Nei primi minuti gli Yanks non sono partiti benissimo, per poi riprendersi fino al goal dell'Austria al 33' firmato da Marc Janko su un cross dalla fascia destra, non benissimo il giovane Brooks, reduce da un infortunio abbastanza pesante. Il centrale dell'Hertha Berlino non è stato reattivo nel calciare fuori la palla dopo il velo di un giocatore austriaco, praticamente l'unica occasione vera e propria concessa in tutto il match.

Prima del goal, però, proteste americane per un goal non convalidato su un colpo di testa di Cameron, le immagini confermano che la palla è entrata.

Reazione dopo il goal austriaco con una buonissima occasione sprecata da Bradley che ha calciato addosso ad un difensore da posizione favorevolissima su un bell'assist di Jozy Altidore. Pochi minuti dopo è lo stesso Altidore a sfiorare il goal del pareggio su calcio d'angolo, palla fuori di pochissimo, situazione favorevole, ma non sfruttata.

La seconda frazione di gioco è stata un dominio a stelle e strisce con picchi di possesso palla pari all'85% ma la sfera non ne ha voluto sapere di entrare nella porta difesa da Almer. Clamorosissima l'occasione capitata sui piedi di Cameron a nemmeno 3 metri dalla porta, miracoloso Almer. Negli ultimi venti minuti è ancora il centravanti del Sunderland Altidore a non sfruttare al meglio una situazione di gioco con un destro centrale da buonissima posizione. Gli austriaci, chiusi nella loro metà campo, ci hanno provato nell'ultima azione del match senza fortuna.

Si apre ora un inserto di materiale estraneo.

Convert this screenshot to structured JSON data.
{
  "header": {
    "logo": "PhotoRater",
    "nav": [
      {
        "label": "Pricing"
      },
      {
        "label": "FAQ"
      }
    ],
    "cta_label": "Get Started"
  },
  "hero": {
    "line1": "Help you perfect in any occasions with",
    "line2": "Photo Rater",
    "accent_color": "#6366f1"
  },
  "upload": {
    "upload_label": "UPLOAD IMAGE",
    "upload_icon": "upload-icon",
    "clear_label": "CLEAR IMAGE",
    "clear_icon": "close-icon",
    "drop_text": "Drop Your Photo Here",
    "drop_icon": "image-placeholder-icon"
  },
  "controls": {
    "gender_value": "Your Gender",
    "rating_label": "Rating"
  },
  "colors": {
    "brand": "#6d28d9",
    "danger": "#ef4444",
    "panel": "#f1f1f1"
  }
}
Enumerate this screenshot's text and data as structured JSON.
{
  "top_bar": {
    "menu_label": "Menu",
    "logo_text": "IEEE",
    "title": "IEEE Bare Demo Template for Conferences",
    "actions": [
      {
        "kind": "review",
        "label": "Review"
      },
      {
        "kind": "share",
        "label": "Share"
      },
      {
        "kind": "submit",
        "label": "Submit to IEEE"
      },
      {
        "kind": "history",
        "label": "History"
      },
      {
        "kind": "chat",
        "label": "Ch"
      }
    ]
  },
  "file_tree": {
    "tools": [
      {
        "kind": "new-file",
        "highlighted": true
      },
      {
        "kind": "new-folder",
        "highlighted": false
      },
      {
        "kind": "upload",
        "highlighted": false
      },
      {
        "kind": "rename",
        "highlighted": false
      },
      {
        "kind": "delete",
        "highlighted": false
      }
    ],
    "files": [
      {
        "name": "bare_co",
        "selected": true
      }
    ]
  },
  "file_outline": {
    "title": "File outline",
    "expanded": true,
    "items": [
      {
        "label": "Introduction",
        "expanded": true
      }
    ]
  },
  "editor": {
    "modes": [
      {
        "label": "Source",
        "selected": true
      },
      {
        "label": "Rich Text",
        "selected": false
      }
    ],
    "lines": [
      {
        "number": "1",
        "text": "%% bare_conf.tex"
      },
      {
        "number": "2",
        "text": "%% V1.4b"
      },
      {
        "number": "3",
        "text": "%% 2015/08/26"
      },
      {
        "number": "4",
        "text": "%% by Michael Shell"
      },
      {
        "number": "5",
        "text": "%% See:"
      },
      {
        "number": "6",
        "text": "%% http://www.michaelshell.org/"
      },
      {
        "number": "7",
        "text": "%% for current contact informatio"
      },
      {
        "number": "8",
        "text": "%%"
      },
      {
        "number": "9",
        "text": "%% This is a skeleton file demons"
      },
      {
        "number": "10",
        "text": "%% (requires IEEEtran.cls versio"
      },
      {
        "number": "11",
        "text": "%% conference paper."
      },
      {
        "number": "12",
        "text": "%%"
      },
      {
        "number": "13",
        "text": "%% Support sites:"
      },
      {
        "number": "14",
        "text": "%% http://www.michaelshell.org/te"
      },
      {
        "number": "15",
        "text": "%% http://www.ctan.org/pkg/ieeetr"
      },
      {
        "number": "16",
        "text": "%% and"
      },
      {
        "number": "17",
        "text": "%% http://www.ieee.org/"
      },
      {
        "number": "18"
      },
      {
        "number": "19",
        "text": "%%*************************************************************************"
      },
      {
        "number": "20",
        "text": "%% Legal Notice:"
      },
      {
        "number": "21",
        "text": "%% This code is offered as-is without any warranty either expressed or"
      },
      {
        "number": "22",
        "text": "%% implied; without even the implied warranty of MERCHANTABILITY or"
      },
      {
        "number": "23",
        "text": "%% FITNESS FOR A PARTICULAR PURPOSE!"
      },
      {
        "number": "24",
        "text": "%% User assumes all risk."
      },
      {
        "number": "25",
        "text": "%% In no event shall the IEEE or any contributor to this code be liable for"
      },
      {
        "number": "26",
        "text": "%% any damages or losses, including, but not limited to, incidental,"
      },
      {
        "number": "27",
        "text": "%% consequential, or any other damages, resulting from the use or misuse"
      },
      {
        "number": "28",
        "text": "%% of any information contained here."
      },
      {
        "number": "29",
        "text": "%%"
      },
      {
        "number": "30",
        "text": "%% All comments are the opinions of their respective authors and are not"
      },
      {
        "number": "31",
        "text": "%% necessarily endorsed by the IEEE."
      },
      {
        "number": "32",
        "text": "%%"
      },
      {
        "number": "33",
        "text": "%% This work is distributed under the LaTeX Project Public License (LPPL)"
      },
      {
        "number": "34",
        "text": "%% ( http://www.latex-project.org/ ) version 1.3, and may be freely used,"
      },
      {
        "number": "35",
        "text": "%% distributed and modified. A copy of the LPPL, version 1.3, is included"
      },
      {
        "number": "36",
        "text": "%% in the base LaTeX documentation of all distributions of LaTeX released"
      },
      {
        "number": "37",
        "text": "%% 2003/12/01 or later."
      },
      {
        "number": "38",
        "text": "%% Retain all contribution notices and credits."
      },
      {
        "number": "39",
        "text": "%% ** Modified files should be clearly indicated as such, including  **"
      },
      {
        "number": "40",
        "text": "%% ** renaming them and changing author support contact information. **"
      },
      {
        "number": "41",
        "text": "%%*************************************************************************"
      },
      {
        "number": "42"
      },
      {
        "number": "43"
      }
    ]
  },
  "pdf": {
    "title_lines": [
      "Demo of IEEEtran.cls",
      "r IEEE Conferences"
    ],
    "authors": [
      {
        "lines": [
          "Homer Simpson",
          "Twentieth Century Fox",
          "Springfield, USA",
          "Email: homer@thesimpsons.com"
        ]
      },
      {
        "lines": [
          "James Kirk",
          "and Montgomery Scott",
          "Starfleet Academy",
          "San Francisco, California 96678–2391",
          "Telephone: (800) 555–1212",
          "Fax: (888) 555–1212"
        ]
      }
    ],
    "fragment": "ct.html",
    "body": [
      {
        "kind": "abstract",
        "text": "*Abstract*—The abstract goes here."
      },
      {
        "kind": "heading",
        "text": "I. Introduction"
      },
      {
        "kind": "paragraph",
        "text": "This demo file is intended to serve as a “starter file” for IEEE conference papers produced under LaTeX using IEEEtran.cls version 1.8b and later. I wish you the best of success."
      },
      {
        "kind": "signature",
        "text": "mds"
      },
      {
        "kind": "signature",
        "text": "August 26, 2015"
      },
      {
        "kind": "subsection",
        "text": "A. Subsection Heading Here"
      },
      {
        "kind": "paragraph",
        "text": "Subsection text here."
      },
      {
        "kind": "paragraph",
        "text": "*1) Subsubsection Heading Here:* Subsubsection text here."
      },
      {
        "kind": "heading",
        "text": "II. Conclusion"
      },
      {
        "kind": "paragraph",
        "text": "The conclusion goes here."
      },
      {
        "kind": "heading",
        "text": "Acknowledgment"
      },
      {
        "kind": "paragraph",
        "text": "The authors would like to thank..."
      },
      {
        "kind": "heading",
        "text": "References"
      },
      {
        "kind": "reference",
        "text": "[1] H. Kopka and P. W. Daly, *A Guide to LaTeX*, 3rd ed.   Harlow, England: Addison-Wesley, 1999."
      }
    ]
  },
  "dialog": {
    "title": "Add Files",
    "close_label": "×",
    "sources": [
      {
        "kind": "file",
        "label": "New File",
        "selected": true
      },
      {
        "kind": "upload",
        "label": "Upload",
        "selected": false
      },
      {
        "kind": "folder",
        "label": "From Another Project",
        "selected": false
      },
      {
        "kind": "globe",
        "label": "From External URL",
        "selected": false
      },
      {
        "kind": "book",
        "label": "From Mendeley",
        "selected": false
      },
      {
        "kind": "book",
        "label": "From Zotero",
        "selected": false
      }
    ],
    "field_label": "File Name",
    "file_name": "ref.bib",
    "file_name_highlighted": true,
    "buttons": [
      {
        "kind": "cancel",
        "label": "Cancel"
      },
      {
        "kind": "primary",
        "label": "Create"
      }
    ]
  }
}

Una sconfitta che non può lasciare contenti, ma che può dare diversi spunti: Cameron da terzino ha reso molto bene, ed è il suo ruolo da titolare nello Stoke City. Altra buona prestazione di Omar Gonzalez, mentre deve ancora crescere il suo partner Brooks (20 anni) che avrà tutto il resto della Bundesliga con l'Hertha dov'è un titolare. Ma anche la mancanza di un centrocampista in grado di dare più qualità. Tutto questo senza scordare le assenze di giocatori molto importanti come Besler, Fabian Johnson, Zusi, Donovan e Dempsey fra gli altri.

Per gli USA si chiude un bellissimo 2013; il primo posto nel girone di qualificazione della CONCACAF con il doppio dei punti del Messico (22 contro 11), la vittoria a Columbus ed il pareggio all'Azteca proprio contro la tricolor (che non vince dal 2011), la Gold Cup conquistata grazie alla rete di Brek Shea nella finale, la 4° dal 2000 ad oggi. 16 vittorie (12 di fila), 4 sconfitte e 3 pareggi il bottino totale, il miglior anno per percentuale di vittorie nella storia della nazionale americana.

Ora appuntamento a gennaio, per il camp a Los Angeles, buona fortuna U.S. men's national team.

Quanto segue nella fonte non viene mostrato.